In the end, I weaved a story that combined everything - I told her she passed away, and now she's asleep, and she'll go to Yeshu Appacha the next day, when the funeral happens. I told her Kukkilu is happy now, and others will be sad, but that's OK.
Was this the best way to do it? I don't really know. She asked a lot of questions and I tried my best to answer it. I wondered if I'm being fully truthful, but then I thought, we hardly know what's true anyway. We live our lives believing the stories told by our eyes and ears are true, even though we are looking at the world through half closed eyes and a limited part of the visual spectrum.
But I had questions of my own. 'It was a good death', I said, and so did others. She didn't suffer, it was quick and painless, and most importantly, she didn't have to be half alive on a ventilator.
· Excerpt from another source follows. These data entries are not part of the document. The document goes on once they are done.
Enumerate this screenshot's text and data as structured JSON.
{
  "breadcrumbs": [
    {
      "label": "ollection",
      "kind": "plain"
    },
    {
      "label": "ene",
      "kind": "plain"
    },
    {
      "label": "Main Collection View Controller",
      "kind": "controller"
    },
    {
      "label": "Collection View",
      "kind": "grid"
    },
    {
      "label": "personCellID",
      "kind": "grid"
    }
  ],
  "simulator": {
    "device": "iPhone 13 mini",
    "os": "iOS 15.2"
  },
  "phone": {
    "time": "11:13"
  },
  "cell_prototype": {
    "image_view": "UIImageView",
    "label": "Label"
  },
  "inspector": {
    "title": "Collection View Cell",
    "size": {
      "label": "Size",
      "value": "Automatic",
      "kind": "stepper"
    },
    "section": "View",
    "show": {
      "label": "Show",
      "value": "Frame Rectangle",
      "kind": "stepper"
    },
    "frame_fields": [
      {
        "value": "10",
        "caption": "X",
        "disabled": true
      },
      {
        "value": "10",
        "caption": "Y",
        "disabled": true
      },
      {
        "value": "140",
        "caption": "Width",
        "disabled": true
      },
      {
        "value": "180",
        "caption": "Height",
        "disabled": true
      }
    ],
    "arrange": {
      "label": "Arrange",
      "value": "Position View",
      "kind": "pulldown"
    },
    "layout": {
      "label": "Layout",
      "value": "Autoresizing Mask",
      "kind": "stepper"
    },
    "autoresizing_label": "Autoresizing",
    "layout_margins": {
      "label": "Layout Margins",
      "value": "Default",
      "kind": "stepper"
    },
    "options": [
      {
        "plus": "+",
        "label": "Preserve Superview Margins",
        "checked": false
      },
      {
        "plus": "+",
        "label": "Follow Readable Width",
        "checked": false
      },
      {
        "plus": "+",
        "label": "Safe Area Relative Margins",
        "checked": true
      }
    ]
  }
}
I found out that for most people, that counts as a good death.
Many of us agree that for all the wonders of modern medicine, we have a problem at the end of our lives. Our medical science will neither let us die, nor live. To me, it seems crazy to go on a ventilator after a certain stage, but others said, 'What if it would help you get better?' But better to what? A full recovery, or just to be conscious and bed-ridden? I think the latter is worse than death. So do most people I know.
But why can't we choose it more often? I suppose the answer is simple - we aren't wired to choose death at all, at least, not with the more primitive parts of our brain. We need to override it with the more rational parts to do it, and as anyone who struggled to stop eating ice cream knows, easier said than done.
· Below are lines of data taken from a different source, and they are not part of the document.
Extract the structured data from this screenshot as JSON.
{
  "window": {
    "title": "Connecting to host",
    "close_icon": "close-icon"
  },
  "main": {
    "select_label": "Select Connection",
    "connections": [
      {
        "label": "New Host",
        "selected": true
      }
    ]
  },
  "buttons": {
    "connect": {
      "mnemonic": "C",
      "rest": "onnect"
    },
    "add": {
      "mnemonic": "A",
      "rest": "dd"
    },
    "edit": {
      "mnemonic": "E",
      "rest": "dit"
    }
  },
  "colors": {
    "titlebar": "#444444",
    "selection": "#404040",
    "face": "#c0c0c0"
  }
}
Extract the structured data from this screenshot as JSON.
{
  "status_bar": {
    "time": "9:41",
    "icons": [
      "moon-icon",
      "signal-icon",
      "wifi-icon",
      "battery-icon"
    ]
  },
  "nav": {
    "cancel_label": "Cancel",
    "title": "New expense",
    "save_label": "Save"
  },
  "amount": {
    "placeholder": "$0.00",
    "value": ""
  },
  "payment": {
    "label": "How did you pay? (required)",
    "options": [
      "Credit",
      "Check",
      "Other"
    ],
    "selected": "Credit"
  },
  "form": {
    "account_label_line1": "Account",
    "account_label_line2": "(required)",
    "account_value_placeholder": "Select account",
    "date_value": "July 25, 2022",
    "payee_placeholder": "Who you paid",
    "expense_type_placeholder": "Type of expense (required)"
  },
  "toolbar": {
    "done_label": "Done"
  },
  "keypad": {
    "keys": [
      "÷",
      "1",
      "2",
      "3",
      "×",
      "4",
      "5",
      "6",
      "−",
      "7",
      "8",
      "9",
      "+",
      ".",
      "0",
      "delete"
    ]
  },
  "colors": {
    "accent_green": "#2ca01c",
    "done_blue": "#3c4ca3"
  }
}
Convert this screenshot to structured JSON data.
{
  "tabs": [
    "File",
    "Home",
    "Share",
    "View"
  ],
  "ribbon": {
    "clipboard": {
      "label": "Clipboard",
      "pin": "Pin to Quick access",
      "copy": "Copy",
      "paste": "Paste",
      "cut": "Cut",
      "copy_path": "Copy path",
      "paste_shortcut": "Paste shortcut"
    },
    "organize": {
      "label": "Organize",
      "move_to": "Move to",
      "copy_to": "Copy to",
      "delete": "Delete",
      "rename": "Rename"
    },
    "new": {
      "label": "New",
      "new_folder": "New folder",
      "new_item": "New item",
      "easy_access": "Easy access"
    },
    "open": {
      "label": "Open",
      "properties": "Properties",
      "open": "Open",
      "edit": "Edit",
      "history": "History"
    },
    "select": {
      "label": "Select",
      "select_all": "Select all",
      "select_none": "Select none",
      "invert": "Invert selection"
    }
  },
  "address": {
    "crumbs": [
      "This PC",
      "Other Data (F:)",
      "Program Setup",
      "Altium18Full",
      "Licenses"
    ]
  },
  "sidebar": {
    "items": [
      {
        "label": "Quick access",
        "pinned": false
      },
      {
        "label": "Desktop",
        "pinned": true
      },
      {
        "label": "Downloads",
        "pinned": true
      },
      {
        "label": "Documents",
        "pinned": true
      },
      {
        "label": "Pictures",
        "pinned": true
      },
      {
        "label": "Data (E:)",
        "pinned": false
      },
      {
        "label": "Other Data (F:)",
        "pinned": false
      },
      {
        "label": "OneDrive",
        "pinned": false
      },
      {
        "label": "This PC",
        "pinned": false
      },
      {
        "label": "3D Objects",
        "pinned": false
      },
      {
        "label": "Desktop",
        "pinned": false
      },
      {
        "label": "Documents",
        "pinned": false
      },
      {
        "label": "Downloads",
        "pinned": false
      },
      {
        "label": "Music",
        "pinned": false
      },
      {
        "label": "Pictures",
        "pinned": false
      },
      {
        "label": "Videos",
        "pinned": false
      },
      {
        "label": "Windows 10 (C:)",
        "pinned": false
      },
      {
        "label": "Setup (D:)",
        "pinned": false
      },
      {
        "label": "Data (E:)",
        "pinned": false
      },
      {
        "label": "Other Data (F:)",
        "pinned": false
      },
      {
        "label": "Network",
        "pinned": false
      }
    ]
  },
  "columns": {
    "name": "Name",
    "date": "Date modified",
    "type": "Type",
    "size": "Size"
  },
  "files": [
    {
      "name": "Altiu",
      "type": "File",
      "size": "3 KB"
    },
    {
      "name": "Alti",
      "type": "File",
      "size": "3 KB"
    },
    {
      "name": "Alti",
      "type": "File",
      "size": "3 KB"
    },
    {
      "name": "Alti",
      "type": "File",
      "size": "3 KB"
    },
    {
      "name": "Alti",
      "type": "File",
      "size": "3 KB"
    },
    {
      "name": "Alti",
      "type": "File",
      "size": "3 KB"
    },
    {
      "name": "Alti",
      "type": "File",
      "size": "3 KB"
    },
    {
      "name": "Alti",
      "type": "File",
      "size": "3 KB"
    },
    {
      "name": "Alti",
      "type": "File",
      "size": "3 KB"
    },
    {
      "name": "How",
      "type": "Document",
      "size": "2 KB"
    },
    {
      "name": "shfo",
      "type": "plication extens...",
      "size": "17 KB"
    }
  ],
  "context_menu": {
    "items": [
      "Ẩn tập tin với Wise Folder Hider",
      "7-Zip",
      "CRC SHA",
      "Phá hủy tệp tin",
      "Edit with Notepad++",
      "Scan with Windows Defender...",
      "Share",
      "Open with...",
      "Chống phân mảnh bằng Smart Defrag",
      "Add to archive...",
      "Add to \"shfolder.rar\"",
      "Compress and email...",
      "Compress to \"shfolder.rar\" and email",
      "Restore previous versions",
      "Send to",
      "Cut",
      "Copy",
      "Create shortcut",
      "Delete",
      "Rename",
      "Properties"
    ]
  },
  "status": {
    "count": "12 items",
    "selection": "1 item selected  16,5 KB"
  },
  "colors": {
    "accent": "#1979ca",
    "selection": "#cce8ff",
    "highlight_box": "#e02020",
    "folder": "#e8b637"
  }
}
To be honest, I think we as a species are still children playing with grown up toys we don't really understand when it comes to such big existential questions. We get a handle on them, through philosophers and religions, but then we drastically change our world in 5 years, and become clueless again.
Some people say the first humans who will stop or reverse ageing are already alive now. We think that's progress, but it's the ventilator again - artificial life support, that keeps your body functioning but makes you question if it's really life.
We will barrel on towards that future, like a rock falling down a hill, crushing or skipping over the small obstacles kept in its path by the cautious few. By the time they put a feeble stick in its path, they too will not know if it's right or wrong to stop it.
Most are oblivious to the fact that there is even a question at all. The billionaires who send giant phallic symbols to space in their name are too busy trying to scale this peak, convinced they are demi-gods reaching for full godhood.
For those of us who stop to question, there are no answers, and not even the prospect of answers. We know there are more questions being born every day, than hypotheses that can stand in as answers. The race is lopsided.
Perhaps all we can do is to bear witness, and share our thoughts, fears, and angst. Maybe someday, when the race has slowed down on its own, people with answers will outrun the questions. Perhaps they will have better source material to study their ancestors than we do, like when I stared at cave art from millennia ago in Wayanad, wondering what went on in their minds and what they would have told us if they could. That one cave had rock engravings by people from 6000 years ago, 3000 years ago, 2000 years ago, and by some idiot called Sebastian who scratched his own name there. Maybe they would have told us there's a reason people kept going back to the safety of that cave and rock art, for all their adventures and progress outside of it over thousands of years.
Maybe some day we will envy our grandparents, at least a few of whom got to have a good death, before we hyper-optimised it with modern tech. They played a game which had identifiable rules, and a reasonable duration. Not everyone won, but at least some could, before the game itself got changed, by kids with new toys.
Instead of 'I am become death, the destroyer of worlds', maybe we will say 'I am become life, the destroyer of life as we know it'.